Too bad. Hockey is a wonderful sport to watch, fast, violent, melodramatic. Everyone associated with the game is stone crazy, too, a definite plus from my viewpoint. But the World Cup is only once every four years, and I can watch a game over breakfast, and so the NHL becomes a victim of an overcrowded calendar. It's a matter of priorities. Also weather. In mid-June, it's hard to bond with a sport played on ice. I got my annual high-stakes hockey fix watching the Olympics in February. Much more satisfactory from a set and setting standpoint.

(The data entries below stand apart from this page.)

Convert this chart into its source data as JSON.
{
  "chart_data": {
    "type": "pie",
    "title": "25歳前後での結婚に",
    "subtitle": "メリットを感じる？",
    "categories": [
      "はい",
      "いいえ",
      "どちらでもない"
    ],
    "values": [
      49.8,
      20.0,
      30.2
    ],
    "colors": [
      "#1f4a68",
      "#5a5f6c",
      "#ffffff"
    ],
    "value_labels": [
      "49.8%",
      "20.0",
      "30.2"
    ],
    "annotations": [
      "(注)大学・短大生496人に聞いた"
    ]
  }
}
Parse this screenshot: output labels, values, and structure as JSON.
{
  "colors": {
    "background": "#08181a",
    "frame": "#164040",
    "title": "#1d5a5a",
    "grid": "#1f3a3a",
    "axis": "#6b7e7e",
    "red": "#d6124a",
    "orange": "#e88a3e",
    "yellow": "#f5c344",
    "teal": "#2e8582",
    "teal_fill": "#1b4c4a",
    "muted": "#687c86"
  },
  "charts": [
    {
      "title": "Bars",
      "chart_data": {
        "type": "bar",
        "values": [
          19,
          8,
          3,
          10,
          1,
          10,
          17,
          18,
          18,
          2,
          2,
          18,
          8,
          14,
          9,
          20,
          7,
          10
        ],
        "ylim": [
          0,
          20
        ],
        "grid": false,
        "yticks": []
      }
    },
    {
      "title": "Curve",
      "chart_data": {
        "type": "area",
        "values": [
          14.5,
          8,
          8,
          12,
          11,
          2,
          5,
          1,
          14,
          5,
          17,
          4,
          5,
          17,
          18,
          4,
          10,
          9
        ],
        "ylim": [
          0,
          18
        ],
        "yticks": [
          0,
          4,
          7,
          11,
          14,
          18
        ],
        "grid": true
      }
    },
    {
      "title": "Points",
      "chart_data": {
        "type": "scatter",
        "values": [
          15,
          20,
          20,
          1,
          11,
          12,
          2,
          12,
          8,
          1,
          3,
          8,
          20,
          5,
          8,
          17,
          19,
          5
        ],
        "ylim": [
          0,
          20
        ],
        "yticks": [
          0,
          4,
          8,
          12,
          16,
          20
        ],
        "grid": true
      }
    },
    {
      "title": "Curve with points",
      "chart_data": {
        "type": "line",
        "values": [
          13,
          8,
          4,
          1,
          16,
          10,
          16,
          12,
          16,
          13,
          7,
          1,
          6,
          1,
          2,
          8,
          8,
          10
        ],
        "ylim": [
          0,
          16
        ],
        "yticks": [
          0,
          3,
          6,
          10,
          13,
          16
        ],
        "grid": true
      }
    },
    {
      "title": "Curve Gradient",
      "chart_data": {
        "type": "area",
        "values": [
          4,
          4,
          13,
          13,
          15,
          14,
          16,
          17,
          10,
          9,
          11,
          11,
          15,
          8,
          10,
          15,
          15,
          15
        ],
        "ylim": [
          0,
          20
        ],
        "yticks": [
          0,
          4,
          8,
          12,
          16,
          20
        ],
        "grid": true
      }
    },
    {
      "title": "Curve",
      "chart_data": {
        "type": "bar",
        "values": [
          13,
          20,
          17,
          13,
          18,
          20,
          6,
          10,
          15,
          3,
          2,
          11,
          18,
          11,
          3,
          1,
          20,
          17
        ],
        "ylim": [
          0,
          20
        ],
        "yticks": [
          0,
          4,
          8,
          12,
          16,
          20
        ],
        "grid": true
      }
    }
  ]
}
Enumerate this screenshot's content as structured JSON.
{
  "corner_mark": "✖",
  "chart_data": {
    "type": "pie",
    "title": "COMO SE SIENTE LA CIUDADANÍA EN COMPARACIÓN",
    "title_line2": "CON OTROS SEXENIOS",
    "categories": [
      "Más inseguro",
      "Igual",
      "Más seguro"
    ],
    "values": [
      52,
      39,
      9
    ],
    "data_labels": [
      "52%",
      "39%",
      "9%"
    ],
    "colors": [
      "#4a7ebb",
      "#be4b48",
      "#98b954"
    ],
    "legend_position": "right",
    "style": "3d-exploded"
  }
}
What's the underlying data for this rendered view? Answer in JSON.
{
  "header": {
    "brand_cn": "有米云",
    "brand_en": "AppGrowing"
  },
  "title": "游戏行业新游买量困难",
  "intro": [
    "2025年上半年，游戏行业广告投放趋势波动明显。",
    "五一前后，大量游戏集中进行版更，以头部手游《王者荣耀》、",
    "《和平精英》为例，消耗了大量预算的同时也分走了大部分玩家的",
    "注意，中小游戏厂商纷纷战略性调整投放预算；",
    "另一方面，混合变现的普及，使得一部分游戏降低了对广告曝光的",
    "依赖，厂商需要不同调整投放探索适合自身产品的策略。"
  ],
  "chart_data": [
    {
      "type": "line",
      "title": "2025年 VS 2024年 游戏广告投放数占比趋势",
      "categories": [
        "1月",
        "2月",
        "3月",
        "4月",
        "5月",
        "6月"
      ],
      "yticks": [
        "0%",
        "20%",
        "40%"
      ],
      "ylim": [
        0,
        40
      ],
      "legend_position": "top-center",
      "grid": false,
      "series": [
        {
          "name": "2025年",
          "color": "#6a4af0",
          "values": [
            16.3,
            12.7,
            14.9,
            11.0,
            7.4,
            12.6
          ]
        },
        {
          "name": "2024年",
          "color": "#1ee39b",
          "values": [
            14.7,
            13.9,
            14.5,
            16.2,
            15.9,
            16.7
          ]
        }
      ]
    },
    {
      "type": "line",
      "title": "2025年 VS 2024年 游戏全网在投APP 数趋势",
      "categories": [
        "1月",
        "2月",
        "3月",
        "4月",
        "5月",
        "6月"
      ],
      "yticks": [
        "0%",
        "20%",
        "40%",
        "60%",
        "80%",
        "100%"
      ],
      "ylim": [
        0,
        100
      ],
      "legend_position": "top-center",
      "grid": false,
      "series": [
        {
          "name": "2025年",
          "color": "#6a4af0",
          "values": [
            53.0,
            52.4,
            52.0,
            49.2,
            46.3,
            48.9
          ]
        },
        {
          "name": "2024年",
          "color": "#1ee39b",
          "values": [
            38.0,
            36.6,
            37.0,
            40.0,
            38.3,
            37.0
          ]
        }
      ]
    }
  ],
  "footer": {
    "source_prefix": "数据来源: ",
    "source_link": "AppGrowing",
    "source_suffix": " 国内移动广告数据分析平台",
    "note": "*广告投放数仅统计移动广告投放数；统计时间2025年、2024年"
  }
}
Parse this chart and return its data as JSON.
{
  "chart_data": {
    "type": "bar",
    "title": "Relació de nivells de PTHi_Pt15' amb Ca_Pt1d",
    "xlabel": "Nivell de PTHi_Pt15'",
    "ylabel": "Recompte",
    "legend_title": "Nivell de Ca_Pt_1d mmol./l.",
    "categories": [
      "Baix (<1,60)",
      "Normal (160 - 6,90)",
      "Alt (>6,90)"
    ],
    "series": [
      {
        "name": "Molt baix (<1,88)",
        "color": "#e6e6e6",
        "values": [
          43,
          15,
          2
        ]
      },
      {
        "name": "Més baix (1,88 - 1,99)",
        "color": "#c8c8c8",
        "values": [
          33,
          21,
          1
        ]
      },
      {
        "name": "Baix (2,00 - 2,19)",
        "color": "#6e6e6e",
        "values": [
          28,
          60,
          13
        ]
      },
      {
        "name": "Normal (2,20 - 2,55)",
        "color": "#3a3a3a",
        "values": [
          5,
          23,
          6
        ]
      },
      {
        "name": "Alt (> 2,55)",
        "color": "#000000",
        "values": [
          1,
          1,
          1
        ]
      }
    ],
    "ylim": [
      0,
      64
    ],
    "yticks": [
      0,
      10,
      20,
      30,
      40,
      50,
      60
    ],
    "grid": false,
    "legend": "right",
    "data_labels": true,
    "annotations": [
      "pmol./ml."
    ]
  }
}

What the NHL SHOULD do is shorten its interminable regular season and playoff schedule so it's playing its showcase event at a time when there are fewer big events taking place-like before Memorial Day. Given a choice between a Cup Final and a second or third-round NBA playoff game, I and many other would opt to follow hockey on the "higher stakes mean higher interest" principle.
Sports leagues, of course, NEVER shorten their seasons. It means committing the original sin of leaving money on the table. Knowing that, here's another suggestion for commissioner Bettman and his forlorn stepchild of a sports league
For the 2007 Stanley Cup Finals, the NHL should embed hundreds of little lime slices in the ice.